Polo Run: Howrah Hamlet Fights For Existence


Howrah: Polo, ‘The King of sports’ is the game of elite class. It is also the play of Kings, Maharajas. This elite game is originated from Iran but our West Bengal is very much linked with polo game. Our correspondent Debjani Sarkar tried to find out the modern history of Polo game.

Polo is Perhaps the most ancient of games, when history was a legend, we find polo flourishing. Twelve hundred years ago the Persians (Iran) were playing it. Polo is a team sport played on horseback. The objective is to score goals against an opposing team. The export of polo ball gave the first foreign currency to our West Bengal by the villagers of Deulpur, howrah. It is unknown to many. The industry is also in danger now and wants promotions.


In Iran, polo became a national sport, played by the nobility and military men. The game was formalized and spread west to Constantinople, east to Tibet, China and Japan, and south to India. Persian Emperor Shapur II learnt to play polo when he was seven years old in 316 AD. Iranian Poet Ferdous wrote about many polo tournaments in his ‘Sahanama’. Qutubuddin Aibak, the Sultan of Delhi, ruled as a Sultan for only four years, from 1206 to 1210, started this elite game in India but died accidentally in 1210 while he was playing a game of polo on horseback.
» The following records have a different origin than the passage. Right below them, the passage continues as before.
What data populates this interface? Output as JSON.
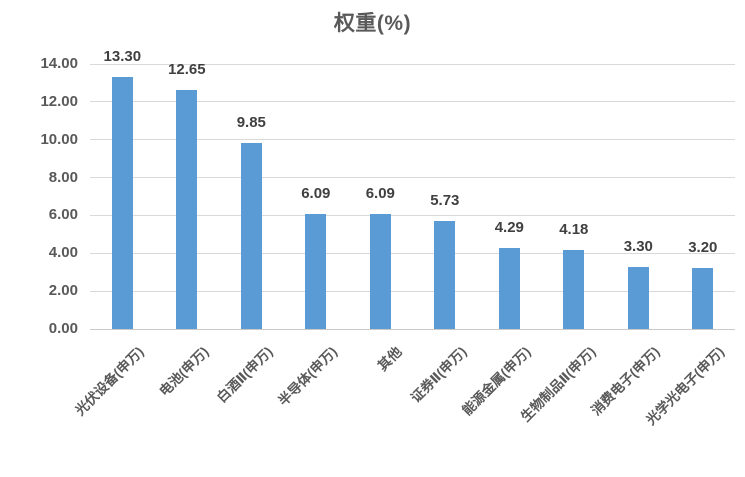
{
  "chart_data": {
    "type": "bar",
    "title": "权重(%)",
    "categories": [
      "光伏设备(申万)",
      "电池(申万)",
      "白酒Ⅱ(申万)",
      "半导体(申万)",
      "其他",
      "证券Ⅱ(申万)",
      "能源金属(申万)",
      "生物制品Ⅱ(申万)",
      "消费电子(申万)",
      "光学光电子(申万)"
    ],
    "values": [
      13.3,
      12.65,
      9.85,
      6.09,
      6.09,
      5.73,
      4.29,
      4.18,
      3.3,
      3.2
    ],
    "value_labels": [
      "13.30",
      "12.65",
      "9.85",
      "6.09",
      "6.09",
      "5.73",
      "4.29",
      "4.18",
      "3.30",
      "3.20"
    ],
    "xlabel": "",
    "ylabel": "",
    "ylim": [
      0,
      14
    ],
    "ytick_step": 2,
    "ytick_labels": [
      "0.00",
      "2.00",
      "4.00",
      "6.00",
      "8.00",
      "10.00",
      "12.00",
      "14.00"
    ],
    "grid": true,
    "legend_position": "none",
    "colors": {
      "bar": "#5B9BD5",
      "gridline": "#D9D9D9",
      "axis_line": "#C9C9C9",
      "value_label_text": "#404040",
      "axis_text": "#595959",
      "title_text": "#595959",
      "background": "#FFFFFF"
    }
  }
}
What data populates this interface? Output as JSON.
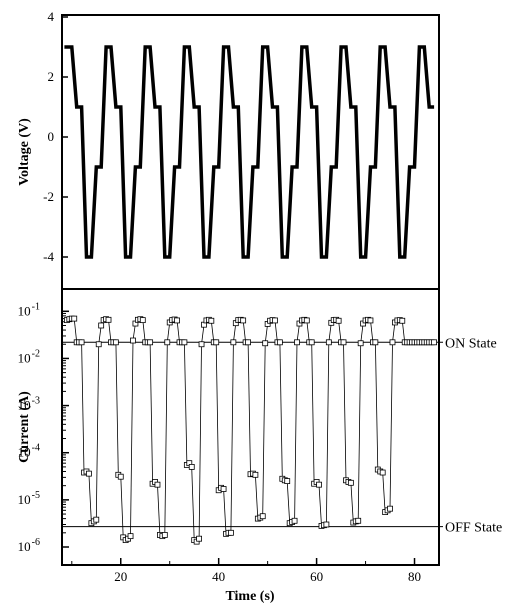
{
  "chart_data": [
    {
      "type": "line",
      "panel": "top",
      "ylabel": "Voltage (V)",
      "xlabel": "",
      "xlim": [
        8,
        85
      ],
      "ylim": [
        -4,
        4
      ],
      "yticks": [
        -4,
        -2,
        0,
        2,
        4
      ],
      "series": [
        {
          "x": [
            8.5,
            10,
            11,
            12,
            13,
            14,
            15,
            16,
            17,
            18,
            19,
            20,
            21,
            22,
            23,
            24,
            25,
            26,
            27,
            28,
            29,
            30,
            31,
            32,
            33,
            34,
            35,
            36,
            37,
            38,
            39,
            40,
            41,
            42,
            43,
            44,
            45,
            46,
            47,
            48,
            49,
            50,
            51,
            52,
            53,
            54,
            55,
            56,
            57,
            58,
            59,
            60,
            61,
            62,
            63,
            64,
            65,
            66,
            67,
            68,
            69,
            70,
            71,
            72,
            73,
            74,
            75,
            76,
            77,
            78,
            79,
            80,
            81,
            82,
            83,
            84
          ],
          "y": [
            3,
            3,
            1,
            1,
            -4,
            -4,
            -1,
            -1,
            3,
            3,
            1,
            1,
            -4,
            -4,
            -1,
            -1,
            3,
            3,
            1,
            1,
            -4,
            -4,
            -1,
            -1,
            3,
            3,
            1,
            1,
            -4,
            -4,
            -1,
            -1,
            3,
            3,
            1,
            1,
            -4,
            -4,
            -1,
            -1,
            3,
            3,
            1,
            1,
            -4,
            -4,
            -1,
            -1,
            3,
            3,
            1,
            1,
            -4,
            -4,
            -1,
            -1,
            3,
            3,
            1,
            1,
            -4,
            -4,
            -1,
            -1,
            3,
            3,
            1,
            1,
            -4,
            -4,
            -1,
            -1,
            3,
            3,
            1,
            1
          ]
        }
      ]
    },
    {
      "type": "line",
      "panel": "bottom",
      "yscale": "log",
      "ylabel": "Current (A)",
      "xlabel": "Time (s)",
      "xlim": [
        8,
        85
      ],
      "ylim": [
        1e-06,
        0.15
      ],
      "xticks": [
        20,
        40,
        60,
        80
      ],
      "ytick_labels": [
        "10-6",
        "10-5",
        "10-4",
        "10-3",
        "10-2",
        "10-1"
      ],
      "hlines": [
        {
          "value": 0.022,
          "label": "ON State"
        },
        {
          "value": 2.7e-06,
          "label": "OFF State"
        }
      ],
      "series": [
        {
          "marker": "open-square",
          "x": [
            9,
            9.5,
            10,
            10.5,
            11,
            11.5,
            12,
            12.5,
            13,
            13.5,
            14,
            14.5,
            15,
            15.5,
            16,
            16.5,
            17,
            17.5,
            18,
            18.5,
            19,
            19.5,
            20,
            20.5,
            21,
            21.5,
            22,
            22.5,
            23,
            23.5,
            24,
            24.5,
            25,
            25.5,
            26,
            26.5,
            27,
            27.5,
            28,
            28.5,
            29,
            29.5,
            30,
            30.5,
            31,
            31.5,
            32,
            32.5,
            33,
            33.5,
            34,
            34.5,
            35,
            35.5,
            36,
            36.5,
            37,
            37.5,
            38,
            38.5,
            39,
            39.5,
            40,
            40.5,
            41,
            41.5,
            42,
            42.5,
            43,
            43.5,
            44,
            44.5,
            45,
            45.5,
            46,
            46.5,
            47,
            47.5,
            48,
            48.5,
            49,
            49.5,
            50,
            50.5,
            51,
            51.5,
            52,
            52.5,
            53,
            53.5,
            54,
            54.5,
            55,
            55.5,
            56,
            56.5,
            57,
            57.5,
            58,
            58.5,
            59,
            59.5,
            60,
            60.5,
            61,
            61.5,
            62,
            62.5,
            63,
            63.5,
            64,
            64.5,
            65,
            65.5,
            66,
            66.5,
            67,
            67.5,
            68,
            68.5,
            69,
            69.5,
            70,
            70.5,
            71,
            71.5,
            72,
            72.5,
            73,
            73.5,
            74,
            74.5,
            75,
            75.5,
            76,
            76.5,
            77,
            77.5,
            78,
            78.5,
            79,
            79.5,
            80,
            80.5,
            81,
            81.5,
            82,
            82.5,
            83,
            83.5,
            84
          ],
          "y": [
            0.065,
            0.068,
            0.07,
            0.07,
            0.022,
            0.022,
            0.022,
            3.8e-05,
            4e-05,
            3.6e-05,
            3.2e-06,
            3.5e-06,
            3.8e-06,
            0.02,
            0.05,
            0.065,
            0.068,
            0.066,
            0.022,
            0.022,
            0.022,
            3.4e-05,
            3.1e-05,
            1.6e-06,
            1.4e-06,
            1.5e-06,
            1.7e-06,
            0.024,
            0.055,
            0.066,
            0.068,
            0.065,
            0.022,
            0.022,
            0.022,
            2.2e-05,
            2.4e-05,
            2.1e-05,
            1.8e-06,
            1.7e-06,
            1.8e-06,
            0.022,
            0.058,
            0.065,
            0.067,
            0.064,
            0.022,
            0.022,
            0.022,
            5.5e-05,
            6e-05,
            5e-05,
            1.4e-06,
            1.3e-06,
            1.5e-06,
            0.02,
            0.052,
            0.064,
            0.066,
            0.063,
            0.022,
            0.022,
            1.6e-05,
            1.8e-05,
            1.7e-05,
            1.9e-06,
            2e-06,
            2e-06,
            0.022,
            0.056,
            0.065,
            0.066,
            0.064,
            0.022,
            0.022,
            3.5e-05,
            3.6e-05,
            3.4e-05,
            4e-06,
            4.2e-06,
            4.5e-06,
            0.021,
            0.054,
            0.063,
            0.065,
            0.064,
            0.022,
            0.022,
            2.8e-05,
            2.6e-05,
            2.5e-05,
            3.2e-06,
            3.4e-06,
            3.6e-06,
            0.022,
            0.055,
            0.064,
            0.066,
            0.064,
            0.022,
            0.022,
            2.2e-05,
            2.4e-05,
            2.1e-05,
            2.8e-06,
            2.9e-06,
            3e-06,
            0.022,
            0.057,
            0.065,
            0.066,
            0.063,
            0.022,
            0.022,
            2.6e-05,
            2.4e-05,
            2.3e-05,
            3.3e-06,
            3.5e-06,
            3.6e-06,
            0.021,
            0.055,
            0.064,
            0.066,
            0.064,
            0.022,
            0.022,
            4.4e-05,
            4e-05,
            3.8e-05,
            5.5e-06,
            6e-06,
            6.5e-06,
            0.022,
            0.058,
            0.064,
            0.065,
            0.063,
            0.022,
            0.022,
            0.022,
            0.022,
            0.022,
            0.022,
            0.022,
            0.022,
            0.022,
            0.022,
            0.022,
            0.022,
            0.022
          ]
        }
      ]
    }
  ]
}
Modern polo originated in Manipur, a northeastern state of India. The first polo club was established in the town of Silchar in Assam, India, in 1833. Imphal Polo ground is the oldest polo ground of the India. Culcutta Polo club was established in 1862 by two British and is considered as the oldest polo club of the world.

Polo Game and Howrah

But this story isn’t about the history of the game. It is the story about the humble village of Deulpur, in Howrah that manufactures bamboo balls for polo players around the world.


The villagers hack away at a hunk of bamboo root with their kathari, sending chips flying around them. Soon, a rough round shape emerges from the moss-ridden stump is chiseling. And a dying art suddenly gives life to a polo ball. Baug Brothers, Kole and Das were started manufacturing the bamboo balls. About 50 to 60 families were engaged with this occupation but all this now are past. After the entry of Argentina polo ball in 1990, this industry was loosed its glory.
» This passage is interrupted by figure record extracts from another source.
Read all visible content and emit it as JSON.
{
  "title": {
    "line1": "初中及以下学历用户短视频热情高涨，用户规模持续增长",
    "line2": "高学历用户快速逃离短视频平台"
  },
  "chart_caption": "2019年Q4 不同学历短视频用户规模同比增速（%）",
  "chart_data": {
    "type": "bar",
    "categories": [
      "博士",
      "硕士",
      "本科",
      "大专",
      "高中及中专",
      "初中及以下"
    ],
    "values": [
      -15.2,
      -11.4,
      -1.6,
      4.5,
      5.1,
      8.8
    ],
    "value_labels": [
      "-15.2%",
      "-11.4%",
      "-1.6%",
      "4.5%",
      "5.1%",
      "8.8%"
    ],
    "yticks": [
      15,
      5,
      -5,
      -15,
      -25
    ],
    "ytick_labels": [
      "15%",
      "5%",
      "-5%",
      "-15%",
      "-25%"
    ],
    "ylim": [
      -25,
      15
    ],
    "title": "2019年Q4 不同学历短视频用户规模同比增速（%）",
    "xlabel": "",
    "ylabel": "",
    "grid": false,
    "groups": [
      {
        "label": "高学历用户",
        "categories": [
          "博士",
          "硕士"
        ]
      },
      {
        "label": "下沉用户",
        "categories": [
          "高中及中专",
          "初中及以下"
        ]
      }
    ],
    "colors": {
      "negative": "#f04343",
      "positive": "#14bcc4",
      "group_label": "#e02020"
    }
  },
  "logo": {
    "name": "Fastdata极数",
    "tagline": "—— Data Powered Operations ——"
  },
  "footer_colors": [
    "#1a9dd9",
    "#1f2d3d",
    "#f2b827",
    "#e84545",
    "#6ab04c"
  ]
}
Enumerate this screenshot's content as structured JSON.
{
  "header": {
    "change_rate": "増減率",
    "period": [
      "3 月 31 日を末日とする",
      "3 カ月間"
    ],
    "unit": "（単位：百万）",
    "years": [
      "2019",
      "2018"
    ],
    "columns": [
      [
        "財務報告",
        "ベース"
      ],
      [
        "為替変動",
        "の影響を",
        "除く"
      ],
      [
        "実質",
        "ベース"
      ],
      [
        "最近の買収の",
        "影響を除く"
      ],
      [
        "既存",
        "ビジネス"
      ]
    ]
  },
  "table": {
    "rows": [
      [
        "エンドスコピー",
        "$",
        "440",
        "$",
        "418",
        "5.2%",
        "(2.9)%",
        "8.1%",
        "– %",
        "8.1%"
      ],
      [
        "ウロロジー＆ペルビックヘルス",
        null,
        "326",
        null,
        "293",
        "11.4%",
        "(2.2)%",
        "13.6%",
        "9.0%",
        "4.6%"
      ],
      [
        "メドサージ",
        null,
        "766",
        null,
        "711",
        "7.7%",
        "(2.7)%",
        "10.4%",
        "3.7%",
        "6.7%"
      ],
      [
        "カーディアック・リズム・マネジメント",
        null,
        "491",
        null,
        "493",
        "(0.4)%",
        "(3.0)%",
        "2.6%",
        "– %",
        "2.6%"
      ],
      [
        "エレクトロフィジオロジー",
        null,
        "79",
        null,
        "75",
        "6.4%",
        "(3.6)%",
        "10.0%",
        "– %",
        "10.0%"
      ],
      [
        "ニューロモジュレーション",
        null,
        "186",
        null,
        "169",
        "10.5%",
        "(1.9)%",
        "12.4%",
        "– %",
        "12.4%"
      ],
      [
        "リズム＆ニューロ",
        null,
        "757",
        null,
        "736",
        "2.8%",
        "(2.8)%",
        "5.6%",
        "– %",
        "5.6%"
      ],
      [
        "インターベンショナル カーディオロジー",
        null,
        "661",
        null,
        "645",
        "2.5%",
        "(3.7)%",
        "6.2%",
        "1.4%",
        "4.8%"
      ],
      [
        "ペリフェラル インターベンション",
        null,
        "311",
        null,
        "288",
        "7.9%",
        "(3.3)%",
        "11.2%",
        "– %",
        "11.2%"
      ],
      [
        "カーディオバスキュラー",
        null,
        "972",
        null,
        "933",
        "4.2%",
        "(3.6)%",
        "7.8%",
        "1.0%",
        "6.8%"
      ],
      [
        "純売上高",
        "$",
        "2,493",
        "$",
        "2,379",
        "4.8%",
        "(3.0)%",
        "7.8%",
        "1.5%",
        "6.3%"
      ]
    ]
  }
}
Panchkari Nyogi, owner of a wooden shell at Deulpur said that they made the ball by hand and they did not use the machine for making it. But all this things are now past.

Dasrothi Bag, one of the Bag Brothers said that they got just Rs 20 out of making hundred ball and they made 25 to 30 balls per day.
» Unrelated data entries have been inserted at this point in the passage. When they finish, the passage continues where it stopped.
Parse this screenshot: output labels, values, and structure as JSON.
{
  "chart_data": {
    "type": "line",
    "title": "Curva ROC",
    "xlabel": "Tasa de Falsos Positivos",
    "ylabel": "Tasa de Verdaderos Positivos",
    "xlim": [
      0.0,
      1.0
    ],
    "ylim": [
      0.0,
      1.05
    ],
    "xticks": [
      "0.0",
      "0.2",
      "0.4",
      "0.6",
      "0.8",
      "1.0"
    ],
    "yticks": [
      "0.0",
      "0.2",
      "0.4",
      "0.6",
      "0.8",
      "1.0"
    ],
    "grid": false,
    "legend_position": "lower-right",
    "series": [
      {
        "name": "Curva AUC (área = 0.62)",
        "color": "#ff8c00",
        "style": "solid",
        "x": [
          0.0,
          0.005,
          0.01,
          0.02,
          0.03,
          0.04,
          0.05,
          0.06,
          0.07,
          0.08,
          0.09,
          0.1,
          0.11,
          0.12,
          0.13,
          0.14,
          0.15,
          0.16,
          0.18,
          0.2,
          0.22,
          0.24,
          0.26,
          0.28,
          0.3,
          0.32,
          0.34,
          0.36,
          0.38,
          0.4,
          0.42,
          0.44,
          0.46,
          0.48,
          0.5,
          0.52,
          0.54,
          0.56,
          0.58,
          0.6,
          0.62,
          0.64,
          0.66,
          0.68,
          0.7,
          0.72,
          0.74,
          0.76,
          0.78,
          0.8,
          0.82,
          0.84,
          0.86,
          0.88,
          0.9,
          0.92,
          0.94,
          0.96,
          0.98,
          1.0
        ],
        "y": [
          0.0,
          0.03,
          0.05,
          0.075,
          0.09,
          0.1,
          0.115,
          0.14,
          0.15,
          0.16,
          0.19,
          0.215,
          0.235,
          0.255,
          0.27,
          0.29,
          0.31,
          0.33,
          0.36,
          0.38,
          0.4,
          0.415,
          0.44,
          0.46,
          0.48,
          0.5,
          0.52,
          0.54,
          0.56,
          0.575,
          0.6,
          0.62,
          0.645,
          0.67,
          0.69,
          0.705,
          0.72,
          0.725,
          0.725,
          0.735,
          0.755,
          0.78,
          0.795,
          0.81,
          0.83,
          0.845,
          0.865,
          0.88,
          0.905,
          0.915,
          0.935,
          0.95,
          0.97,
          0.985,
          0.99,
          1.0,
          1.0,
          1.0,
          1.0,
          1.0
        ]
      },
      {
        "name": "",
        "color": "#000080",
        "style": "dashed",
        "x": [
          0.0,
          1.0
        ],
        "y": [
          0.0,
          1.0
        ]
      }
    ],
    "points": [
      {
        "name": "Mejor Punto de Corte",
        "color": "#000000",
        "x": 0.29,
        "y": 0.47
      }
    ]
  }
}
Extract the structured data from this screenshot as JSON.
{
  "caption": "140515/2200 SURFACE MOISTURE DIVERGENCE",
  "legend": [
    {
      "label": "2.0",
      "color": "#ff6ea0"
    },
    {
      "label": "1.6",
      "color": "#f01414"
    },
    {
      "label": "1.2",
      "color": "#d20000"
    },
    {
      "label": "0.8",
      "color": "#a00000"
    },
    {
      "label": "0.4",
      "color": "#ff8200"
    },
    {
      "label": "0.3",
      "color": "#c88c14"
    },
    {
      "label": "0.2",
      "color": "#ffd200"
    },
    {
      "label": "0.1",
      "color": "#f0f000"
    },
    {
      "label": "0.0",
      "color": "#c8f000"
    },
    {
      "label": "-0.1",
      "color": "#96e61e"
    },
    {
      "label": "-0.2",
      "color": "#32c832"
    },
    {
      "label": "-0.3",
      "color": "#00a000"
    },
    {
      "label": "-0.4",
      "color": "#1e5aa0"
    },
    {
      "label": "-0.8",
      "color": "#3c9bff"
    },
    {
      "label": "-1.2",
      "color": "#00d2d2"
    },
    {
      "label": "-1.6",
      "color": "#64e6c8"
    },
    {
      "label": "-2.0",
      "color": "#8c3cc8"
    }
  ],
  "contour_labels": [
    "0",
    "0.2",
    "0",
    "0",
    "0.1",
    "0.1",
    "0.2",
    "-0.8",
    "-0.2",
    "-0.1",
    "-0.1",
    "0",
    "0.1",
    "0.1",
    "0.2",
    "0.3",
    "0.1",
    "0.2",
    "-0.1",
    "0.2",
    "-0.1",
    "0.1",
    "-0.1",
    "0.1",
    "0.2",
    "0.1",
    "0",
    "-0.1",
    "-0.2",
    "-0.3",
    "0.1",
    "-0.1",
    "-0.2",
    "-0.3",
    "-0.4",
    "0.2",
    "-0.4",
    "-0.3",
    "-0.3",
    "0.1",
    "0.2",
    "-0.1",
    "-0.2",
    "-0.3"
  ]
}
Ranjit Mal, who made the polo ball once upon a time, said that he is still proud for his village that brought the first foreign currency. He is now an artist.


Third generation of Bag Brother’s Subhas Bag, is now making polo sticks including camel, horse, cycle. According to him, Polo sticks give profits. He openly threw the challenge to the Argentineans. He also said that he believes in himself that one day he will make polo balls in machine and defeated the Argentinean polo ball market.